Being a new mom myself, I don't know if I have any advise for other moms because I'm still learning myself. But I would say, living in this world it will break you or make you. I was broken into pieces but after going through a literal hell it made me who I am today. A strong mom, that never gave up when wanting to end everything because of the unbearable pain. Always keep the faith, faith as tiny as a mustard seed can make mountains crumble.

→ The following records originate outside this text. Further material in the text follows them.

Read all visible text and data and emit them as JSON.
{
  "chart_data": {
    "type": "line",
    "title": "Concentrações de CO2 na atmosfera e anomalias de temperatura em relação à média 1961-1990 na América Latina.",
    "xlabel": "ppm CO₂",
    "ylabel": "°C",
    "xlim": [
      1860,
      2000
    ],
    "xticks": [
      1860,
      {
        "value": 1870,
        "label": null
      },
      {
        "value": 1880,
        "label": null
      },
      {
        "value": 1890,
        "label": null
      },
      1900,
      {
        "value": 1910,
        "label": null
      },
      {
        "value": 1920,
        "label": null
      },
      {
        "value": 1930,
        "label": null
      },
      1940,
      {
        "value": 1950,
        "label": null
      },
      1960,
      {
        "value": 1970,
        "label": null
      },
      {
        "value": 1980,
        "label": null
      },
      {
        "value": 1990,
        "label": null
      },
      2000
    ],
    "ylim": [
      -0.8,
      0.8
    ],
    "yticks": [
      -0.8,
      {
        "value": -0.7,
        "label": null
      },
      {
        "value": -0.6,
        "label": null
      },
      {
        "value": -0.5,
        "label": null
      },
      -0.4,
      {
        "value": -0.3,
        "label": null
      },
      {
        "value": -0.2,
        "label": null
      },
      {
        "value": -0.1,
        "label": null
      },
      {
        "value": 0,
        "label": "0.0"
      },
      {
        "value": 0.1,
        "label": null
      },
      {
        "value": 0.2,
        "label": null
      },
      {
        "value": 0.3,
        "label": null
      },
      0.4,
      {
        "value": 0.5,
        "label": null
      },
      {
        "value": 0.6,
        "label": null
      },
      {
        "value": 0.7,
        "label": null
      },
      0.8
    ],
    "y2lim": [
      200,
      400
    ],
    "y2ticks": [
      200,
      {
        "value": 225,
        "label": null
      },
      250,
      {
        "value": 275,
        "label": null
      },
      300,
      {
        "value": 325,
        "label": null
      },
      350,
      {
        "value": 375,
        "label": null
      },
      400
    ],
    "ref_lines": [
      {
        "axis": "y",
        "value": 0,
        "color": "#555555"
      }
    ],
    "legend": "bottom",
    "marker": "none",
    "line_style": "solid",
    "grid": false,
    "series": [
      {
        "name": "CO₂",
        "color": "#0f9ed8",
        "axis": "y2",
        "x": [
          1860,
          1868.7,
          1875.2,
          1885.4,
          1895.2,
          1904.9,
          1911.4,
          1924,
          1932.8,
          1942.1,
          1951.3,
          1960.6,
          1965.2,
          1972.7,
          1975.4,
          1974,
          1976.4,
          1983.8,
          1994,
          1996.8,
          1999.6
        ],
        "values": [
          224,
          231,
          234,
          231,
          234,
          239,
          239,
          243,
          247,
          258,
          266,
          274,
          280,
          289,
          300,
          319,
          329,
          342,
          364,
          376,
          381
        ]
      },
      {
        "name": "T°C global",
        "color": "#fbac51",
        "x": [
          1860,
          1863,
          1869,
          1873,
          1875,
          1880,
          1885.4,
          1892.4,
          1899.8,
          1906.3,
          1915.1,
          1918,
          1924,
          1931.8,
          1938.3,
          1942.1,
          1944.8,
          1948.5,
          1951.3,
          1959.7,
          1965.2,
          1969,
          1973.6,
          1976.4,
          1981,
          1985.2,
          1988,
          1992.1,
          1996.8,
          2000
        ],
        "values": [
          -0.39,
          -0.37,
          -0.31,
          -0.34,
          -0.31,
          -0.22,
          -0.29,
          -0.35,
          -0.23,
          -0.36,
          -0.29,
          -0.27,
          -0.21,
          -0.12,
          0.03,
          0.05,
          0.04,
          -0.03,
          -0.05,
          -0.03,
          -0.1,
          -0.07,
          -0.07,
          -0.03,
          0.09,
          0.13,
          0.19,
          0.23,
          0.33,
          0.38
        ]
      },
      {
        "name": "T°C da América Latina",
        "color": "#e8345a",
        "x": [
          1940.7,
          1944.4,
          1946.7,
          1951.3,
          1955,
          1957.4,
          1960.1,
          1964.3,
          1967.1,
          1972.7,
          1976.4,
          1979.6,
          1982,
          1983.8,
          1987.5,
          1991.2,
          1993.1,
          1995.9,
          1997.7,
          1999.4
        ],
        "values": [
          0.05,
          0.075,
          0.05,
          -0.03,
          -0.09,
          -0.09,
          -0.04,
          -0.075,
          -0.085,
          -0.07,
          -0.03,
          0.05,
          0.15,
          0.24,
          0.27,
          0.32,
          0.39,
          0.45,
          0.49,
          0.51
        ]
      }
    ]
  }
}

Moms do have the power to change the world; not only are we raising ourselves, such as new moms learning the new life of motherhood, but we are raising our child. That child is taught how to live, how to survive, how to believe, how to have faith, and how to be a world changer. Even if it's just one persons world!
A letter to Heaven for my sweet Kingslee Grace.
Kingslee, my sweet angel baby, I know you will never physically read this letter because you were taken from us way too early, but God had His purpose. I carried you for 6 months and in those months I was overjoyed and excited. God saw fit that you were born early, earlier than anyone expected. I got to hold you for 2 amazing days that I will cherish until the day I die and finally see you again. I heard you cry, I saw you smile, I gave you a bath, I changed your tiny diapers and I held you, that in itself is all I ever wanted. I held you as you took your last breath. I always questioned, God why me? Why my child? Why only to give her to me just to take her away? And then I had to patiently wait for Him, because we never see the entire picture that God is drawing for our lives. I still think of you every day, the hurt is getting less and less but it will never go away. You were my first born, my baby girl, and you will always be my baby girl. I thank God for you and the time I had with. I love you Kingslee Grace, and until we meet again in Glory ... Mama loves you always and forever!
Blaze, my little stink wink.
You could not have come at a better time in my life. God knew what He was doing when He sent you to me. After we lost your big little sister, I was so hurt and in pain, but I heard God speak, "give me your pain." It was hard because I was upset with Him but I did. As soon as I did, He blessed me with you! I pray daily that you will grow up to be a good, godly Christian man, that you do great and awesome things through Him and you lean on Him for understanding. My blue eyed boy, you mean so much to me. I love you more and more with each new day. Throughout life you will be tested through trials and temptations, it will be hard sometimes, but with God's love and by His grace you will succeed. You are my heart. Always remember you are a world changer, you changed mine. And God has a purpose for you. I love you so much Blaze Royce!